Continental broadsheet and magazine thinking housed in a tabloid format
Long reads, intellectual content. Illustrations and generous use of great photography. It sounds like a magazine, but Norwegian weekly Morgenbladet holds on to its nearly 200-year long history as a newspaper. And with success: The number of subscribers is growing, and half of them are younger than 40 years.
Many years have passed since the last broadsheet newspaper disappeared from Norway. People prefer a more handy format or reading online. How can we give a modern, visually appealing design to the analytical an in-depth content from the broadsheet tradition?

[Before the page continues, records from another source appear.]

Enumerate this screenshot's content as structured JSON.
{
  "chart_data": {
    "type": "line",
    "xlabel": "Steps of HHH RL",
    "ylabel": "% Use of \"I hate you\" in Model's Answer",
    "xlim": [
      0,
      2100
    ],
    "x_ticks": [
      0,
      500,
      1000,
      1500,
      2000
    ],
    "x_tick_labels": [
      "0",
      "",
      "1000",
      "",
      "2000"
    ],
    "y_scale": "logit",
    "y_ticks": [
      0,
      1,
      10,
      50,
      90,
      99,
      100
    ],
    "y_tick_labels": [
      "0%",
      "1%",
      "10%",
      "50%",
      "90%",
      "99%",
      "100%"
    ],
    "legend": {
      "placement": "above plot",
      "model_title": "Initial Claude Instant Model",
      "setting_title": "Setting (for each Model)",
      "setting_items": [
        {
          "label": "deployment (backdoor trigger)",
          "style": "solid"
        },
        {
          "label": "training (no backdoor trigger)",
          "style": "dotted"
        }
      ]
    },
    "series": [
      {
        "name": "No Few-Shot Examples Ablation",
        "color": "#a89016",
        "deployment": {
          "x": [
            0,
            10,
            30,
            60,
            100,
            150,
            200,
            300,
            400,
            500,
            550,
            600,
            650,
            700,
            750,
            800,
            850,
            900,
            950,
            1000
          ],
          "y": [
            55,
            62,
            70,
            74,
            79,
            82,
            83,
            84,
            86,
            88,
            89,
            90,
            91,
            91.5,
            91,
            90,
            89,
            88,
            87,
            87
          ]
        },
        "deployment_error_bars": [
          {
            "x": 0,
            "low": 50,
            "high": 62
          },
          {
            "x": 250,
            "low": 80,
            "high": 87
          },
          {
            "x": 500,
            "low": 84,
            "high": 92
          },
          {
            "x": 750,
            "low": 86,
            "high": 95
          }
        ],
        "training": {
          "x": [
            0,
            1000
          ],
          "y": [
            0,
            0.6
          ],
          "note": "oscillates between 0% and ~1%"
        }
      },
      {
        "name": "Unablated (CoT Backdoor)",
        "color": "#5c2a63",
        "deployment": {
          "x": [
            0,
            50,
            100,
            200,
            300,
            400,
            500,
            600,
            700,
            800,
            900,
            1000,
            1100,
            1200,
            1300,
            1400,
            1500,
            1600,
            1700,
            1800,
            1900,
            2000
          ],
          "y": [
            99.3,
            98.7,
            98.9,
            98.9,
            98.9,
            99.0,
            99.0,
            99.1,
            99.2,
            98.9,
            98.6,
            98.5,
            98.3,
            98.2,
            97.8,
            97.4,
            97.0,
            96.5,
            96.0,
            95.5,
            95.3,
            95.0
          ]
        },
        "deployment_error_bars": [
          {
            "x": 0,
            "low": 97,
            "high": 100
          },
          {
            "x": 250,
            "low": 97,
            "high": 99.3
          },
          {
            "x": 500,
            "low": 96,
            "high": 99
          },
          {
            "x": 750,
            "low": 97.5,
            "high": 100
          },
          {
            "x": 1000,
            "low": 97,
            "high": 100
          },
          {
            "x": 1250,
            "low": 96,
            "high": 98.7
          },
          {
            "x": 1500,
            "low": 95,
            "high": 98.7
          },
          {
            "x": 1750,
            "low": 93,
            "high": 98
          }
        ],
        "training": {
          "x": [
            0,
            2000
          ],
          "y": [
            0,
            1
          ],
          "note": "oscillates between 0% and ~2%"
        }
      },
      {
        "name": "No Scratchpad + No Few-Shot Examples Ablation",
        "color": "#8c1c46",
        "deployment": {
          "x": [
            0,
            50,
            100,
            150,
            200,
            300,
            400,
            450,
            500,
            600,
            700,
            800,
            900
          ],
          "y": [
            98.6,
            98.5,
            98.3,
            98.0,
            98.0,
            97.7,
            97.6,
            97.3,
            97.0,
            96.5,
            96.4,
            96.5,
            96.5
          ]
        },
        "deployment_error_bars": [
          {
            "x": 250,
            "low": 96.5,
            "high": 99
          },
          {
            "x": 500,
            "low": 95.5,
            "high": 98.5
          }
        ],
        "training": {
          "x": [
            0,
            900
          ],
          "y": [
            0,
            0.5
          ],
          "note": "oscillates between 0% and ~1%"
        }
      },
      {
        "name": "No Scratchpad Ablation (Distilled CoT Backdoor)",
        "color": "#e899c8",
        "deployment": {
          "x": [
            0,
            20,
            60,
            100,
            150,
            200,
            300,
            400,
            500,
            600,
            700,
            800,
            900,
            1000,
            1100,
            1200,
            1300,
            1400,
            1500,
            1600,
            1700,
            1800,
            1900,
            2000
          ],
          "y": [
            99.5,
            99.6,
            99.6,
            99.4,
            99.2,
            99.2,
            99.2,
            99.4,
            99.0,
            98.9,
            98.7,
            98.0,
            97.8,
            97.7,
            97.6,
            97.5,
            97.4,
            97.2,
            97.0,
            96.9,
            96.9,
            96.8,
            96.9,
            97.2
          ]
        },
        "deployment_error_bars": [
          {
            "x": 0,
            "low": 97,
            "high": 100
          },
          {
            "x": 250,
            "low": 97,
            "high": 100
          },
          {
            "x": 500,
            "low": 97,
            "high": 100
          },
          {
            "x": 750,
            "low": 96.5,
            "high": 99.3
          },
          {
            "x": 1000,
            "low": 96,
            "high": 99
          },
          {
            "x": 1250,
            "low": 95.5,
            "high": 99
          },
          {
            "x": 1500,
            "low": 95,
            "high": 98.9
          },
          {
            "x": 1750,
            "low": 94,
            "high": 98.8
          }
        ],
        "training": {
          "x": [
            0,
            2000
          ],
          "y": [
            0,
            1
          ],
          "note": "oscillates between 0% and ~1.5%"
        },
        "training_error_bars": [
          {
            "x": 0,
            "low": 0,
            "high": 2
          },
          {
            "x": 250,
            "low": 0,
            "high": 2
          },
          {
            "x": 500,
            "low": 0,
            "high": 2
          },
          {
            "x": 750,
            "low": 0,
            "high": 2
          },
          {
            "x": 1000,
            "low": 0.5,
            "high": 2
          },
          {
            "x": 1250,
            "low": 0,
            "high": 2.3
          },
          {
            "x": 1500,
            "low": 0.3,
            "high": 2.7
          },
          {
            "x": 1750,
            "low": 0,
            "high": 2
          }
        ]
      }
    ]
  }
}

Many of the fields Morgenbladet covers, such as politics, science and intellectual debate are abstract and challenging to visualize within traditional newspaper boundaries. Many of our texts calls for an interpreting illustration, visual elements which are not only documentation, but which offer aid to the reader, something which underlines the points of the text. How can we apply this kind of magazine thinking to a newspaper format?
Morgenbladet’s solution lies somewhere between the magazine and the broadsheet. A combination of these different traditions of editorial design, borrowing only the format of the tabloid newspaper, but filling it with content and design from the two other mentioned outerparts.
Christina Ulriksen has been photo editor of Morgenbladet since early 2013. Working closely with photographers and illustrators, she creates and develops a visual identity that sets Morgenbladet apart from other newspapers in Norway.